December 24, 1741: Bethlehem, Pennsylvania is founded

Jesus, call Thou me
from the world to Thee;
Speed me ever, stay me never;
Jesus, Call Thou me.

Not Jerusalem –
lowly Bethlehem
‘Twas that gave us Christ to save us;
Not Jerusalem.

Favored Bethlehem!
honored is that name;
Thence came Jesus to release us;
Favored Bethlehem!

BbethlehemIn 1741 a small group of the “Unitas Fratrum” settled on the banks of the Monocacy Creek near the Lehigh River in Eastern Pennsylvania. The settlers were part of a German speaking sect which had been founded by followers of John Hus, who had been burned at the stake 100 years before Martin Luther for trying to reform the Catholic Church. They called themselves “Moravians” because many of the founders came from the province of Moravia in what is now the Czech Republic.

The Moravians had been sent out from their homeland to bring the good news of salvation and hope to the heathens. They had reached out to slaves in the Caribbean, the Inuit in Labrador, to natives in Surinam, Guyana, and South Africa, and here in Pennsylvania they would reach out to the Delaware and Mohicans.
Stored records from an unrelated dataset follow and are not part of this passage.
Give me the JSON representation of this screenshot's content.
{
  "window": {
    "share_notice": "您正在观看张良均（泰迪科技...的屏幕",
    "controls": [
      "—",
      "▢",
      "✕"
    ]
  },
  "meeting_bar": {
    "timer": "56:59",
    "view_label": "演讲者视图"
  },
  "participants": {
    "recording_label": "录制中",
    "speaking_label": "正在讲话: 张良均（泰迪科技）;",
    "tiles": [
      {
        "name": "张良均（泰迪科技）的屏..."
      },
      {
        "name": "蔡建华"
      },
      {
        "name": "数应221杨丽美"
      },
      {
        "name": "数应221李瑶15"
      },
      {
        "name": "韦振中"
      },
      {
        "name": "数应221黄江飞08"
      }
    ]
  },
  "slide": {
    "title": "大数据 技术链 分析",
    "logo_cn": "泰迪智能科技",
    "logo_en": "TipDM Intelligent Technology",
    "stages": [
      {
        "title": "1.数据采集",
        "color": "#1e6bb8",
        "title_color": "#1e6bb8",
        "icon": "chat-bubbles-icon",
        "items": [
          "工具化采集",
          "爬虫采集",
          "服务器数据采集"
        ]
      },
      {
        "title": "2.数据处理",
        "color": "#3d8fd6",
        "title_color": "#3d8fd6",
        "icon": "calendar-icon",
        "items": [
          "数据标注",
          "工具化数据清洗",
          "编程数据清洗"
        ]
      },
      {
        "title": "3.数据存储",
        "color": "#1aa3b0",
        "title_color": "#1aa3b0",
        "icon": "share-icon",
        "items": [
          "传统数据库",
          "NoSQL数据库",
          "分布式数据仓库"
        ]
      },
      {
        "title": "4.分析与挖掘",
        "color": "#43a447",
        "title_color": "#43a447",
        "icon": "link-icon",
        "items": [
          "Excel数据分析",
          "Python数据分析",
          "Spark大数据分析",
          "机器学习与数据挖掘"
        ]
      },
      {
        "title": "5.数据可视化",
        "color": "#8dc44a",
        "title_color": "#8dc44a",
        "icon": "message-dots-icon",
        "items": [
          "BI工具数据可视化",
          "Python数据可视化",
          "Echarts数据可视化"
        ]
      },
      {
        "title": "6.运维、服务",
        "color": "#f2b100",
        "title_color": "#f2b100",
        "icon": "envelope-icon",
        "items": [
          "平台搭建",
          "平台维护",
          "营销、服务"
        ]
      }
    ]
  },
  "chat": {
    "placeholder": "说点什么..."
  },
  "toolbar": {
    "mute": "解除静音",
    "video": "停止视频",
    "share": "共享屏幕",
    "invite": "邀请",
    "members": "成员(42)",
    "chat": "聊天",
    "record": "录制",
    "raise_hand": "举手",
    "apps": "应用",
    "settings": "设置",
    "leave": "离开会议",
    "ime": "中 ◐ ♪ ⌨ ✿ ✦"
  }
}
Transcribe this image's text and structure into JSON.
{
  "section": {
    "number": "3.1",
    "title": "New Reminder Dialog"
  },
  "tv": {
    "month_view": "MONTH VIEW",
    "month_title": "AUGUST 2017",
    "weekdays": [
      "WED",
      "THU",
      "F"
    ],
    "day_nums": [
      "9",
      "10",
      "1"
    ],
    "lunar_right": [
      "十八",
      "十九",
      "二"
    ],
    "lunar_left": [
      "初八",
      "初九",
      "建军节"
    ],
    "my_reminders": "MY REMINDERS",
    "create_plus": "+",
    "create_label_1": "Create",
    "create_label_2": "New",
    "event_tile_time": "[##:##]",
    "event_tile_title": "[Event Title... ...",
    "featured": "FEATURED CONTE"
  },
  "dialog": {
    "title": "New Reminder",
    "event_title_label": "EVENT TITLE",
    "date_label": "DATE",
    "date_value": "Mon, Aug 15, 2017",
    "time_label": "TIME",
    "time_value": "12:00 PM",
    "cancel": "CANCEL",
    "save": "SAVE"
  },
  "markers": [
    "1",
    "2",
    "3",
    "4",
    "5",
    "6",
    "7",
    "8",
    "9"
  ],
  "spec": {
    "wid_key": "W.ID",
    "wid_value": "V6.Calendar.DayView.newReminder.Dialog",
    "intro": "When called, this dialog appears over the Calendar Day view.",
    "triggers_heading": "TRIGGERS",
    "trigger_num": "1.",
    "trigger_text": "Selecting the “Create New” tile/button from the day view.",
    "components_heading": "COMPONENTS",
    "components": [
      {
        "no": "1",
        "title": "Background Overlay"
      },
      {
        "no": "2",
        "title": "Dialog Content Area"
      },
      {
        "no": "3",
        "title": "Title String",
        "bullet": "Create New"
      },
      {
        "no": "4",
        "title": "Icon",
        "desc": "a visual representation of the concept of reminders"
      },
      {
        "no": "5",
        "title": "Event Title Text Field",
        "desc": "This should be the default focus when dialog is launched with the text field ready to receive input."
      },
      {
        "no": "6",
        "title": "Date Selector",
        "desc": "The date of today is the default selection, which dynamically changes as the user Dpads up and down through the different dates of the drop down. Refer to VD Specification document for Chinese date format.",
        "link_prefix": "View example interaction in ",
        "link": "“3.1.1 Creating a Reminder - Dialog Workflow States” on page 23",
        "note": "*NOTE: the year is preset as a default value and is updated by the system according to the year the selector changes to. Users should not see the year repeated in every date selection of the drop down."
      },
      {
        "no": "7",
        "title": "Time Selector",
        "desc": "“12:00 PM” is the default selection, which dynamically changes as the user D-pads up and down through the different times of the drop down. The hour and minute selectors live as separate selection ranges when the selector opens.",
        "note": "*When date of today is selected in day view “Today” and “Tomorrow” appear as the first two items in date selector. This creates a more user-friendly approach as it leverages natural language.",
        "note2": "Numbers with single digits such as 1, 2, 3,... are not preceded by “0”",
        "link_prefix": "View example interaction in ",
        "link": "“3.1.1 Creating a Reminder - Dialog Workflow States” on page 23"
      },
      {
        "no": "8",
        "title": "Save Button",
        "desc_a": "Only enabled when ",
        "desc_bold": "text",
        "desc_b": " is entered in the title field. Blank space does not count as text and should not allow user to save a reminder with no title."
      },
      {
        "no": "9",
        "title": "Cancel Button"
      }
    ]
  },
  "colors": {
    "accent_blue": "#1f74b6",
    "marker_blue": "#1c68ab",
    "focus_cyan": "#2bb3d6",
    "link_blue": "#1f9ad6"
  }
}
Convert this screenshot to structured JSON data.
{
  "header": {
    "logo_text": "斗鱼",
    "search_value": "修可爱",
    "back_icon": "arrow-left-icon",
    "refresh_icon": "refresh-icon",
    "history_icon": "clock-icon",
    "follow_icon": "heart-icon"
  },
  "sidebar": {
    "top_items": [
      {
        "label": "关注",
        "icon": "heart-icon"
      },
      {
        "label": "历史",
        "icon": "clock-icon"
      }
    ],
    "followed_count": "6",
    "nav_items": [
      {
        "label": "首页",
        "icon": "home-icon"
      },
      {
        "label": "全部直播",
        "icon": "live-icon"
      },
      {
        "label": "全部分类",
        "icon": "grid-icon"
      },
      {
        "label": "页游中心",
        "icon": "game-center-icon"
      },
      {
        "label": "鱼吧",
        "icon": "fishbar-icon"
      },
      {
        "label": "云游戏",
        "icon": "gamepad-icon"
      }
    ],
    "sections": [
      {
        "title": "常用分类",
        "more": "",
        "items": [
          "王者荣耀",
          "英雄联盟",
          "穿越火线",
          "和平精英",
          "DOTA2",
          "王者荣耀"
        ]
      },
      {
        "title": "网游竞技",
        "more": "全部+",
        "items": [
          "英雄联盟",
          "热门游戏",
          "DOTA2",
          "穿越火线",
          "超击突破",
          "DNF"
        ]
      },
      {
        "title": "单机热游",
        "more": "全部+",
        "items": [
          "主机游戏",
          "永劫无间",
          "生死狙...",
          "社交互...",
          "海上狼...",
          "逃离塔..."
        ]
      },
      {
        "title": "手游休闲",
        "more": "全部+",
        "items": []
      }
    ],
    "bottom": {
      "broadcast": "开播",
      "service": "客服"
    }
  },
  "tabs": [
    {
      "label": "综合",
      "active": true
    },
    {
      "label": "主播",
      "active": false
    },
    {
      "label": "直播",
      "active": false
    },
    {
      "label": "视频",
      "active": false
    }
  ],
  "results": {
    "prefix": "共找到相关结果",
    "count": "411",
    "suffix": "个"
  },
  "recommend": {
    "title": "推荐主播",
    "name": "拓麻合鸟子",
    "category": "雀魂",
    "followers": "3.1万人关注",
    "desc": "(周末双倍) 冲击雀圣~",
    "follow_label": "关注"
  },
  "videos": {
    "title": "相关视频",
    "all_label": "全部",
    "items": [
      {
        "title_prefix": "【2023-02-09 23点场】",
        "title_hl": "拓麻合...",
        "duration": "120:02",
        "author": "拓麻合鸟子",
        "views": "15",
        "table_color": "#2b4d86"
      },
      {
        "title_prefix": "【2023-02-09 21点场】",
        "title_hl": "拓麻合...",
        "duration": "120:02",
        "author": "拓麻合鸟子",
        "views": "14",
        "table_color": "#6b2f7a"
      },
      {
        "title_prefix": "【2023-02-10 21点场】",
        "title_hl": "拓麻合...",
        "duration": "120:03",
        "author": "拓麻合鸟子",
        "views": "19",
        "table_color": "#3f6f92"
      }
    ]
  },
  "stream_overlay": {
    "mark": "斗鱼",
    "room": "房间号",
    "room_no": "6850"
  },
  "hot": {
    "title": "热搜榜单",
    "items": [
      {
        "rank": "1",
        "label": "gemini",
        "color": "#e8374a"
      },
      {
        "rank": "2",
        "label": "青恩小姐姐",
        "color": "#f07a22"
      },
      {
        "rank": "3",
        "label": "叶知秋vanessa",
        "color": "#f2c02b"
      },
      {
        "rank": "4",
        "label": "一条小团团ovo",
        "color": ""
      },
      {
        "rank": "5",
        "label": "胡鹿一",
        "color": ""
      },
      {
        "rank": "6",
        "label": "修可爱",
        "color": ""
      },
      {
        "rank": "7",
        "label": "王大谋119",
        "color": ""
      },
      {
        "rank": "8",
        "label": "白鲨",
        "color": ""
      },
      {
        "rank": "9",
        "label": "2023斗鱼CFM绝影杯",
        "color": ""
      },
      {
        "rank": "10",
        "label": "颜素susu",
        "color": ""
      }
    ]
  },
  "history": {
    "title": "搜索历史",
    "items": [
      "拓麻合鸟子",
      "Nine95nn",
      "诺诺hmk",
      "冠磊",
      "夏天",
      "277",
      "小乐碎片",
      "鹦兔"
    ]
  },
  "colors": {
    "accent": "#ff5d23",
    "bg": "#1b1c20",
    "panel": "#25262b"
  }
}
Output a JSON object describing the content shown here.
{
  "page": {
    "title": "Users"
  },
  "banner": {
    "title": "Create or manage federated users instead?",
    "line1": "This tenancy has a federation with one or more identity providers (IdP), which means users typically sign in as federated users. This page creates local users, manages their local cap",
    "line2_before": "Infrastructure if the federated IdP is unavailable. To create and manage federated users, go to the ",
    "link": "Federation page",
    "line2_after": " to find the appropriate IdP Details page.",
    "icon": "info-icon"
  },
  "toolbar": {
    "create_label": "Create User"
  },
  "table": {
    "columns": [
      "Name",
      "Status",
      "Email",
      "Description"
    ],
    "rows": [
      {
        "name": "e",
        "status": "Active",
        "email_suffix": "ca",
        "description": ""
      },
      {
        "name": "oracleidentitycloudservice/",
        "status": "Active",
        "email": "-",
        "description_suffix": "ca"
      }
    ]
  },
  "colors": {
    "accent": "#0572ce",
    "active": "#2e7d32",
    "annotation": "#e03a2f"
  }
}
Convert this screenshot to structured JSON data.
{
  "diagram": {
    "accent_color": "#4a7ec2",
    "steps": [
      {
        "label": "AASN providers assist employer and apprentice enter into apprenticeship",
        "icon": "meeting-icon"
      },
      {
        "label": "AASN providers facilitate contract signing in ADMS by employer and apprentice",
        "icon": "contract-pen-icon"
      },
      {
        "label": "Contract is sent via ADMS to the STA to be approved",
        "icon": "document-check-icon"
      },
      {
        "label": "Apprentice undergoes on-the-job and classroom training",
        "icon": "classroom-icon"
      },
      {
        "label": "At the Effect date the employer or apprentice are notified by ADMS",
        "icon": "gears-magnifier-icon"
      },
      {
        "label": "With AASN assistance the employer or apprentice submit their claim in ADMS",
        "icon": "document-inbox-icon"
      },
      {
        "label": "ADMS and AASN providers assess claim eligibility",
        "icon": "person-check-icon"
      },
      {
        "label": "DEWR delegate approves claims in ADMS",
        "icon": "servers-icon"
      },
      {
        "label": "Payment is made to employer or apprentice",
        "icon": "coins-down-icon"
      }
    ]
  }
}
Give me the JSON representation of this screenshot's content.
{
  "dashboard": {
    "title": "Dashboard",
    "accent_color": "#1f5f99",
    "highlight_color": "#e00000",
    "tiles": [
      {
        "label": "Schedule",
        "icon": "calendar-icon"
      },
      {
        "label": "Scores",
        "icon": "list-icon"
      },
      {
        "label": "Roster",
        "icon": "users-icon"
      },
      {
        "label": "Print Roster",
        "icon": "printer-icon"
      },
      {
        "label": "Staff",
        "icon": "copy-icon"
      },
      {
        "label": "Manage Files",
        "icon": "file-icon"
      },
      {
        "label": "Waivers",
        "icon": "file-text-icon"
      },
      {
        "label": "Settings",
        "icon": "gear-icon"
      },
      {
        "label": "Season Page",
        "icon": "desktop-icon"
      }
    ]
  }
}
The “Unitas Fratrum” promoted what they called the “theology of the heart”. They tried to focus on the essential relationship between Christ and the believer rather than being overly concerned about doctrinal differences between churches. Christianity was defined as faith in Christ, love for one another and the world, and hope for the future.

The community they were founding was above all to be joyful. Daily life should be marked by joy in the presence of Christ in every activity. They would live communally, the “brothers” in one house and the “sisters” in another. They placed their trust in God to help them, and picked their leaders and even their marriages by lot. They shared a simple meal, a lovefeast, during worship remembering that Jesus ate his meals not only with his disciples but also with sinners.

On Christmas Eve of 1741, the Moravians’ patron, Count Nicholas Ludwig von Zinzendorf arrived from Saxony to visit the new settlement. The brothers and sisters gathered in the two-room log home that they had just built to welcome the Count and to worship and give thanks, while their cattle and horses and pigs and chickens settled in the stable side of the house.

Joseph Mortimer Levering’s History of Bethlehem sets the scene:

“Their humble sanctuary, with beasts of the stall sharing its roof, brought the circumstances of the Saviour’s birth vividly before their imagination. With the forest about them, stretching away to where heathen multitudes lived in ignorance of Immanuel, the relation between the subject of that holy night and their purpose towards those dwellers in the forest possessed their minds. It stirred the quick fancy of the Count, always keenly responsive to such impressions.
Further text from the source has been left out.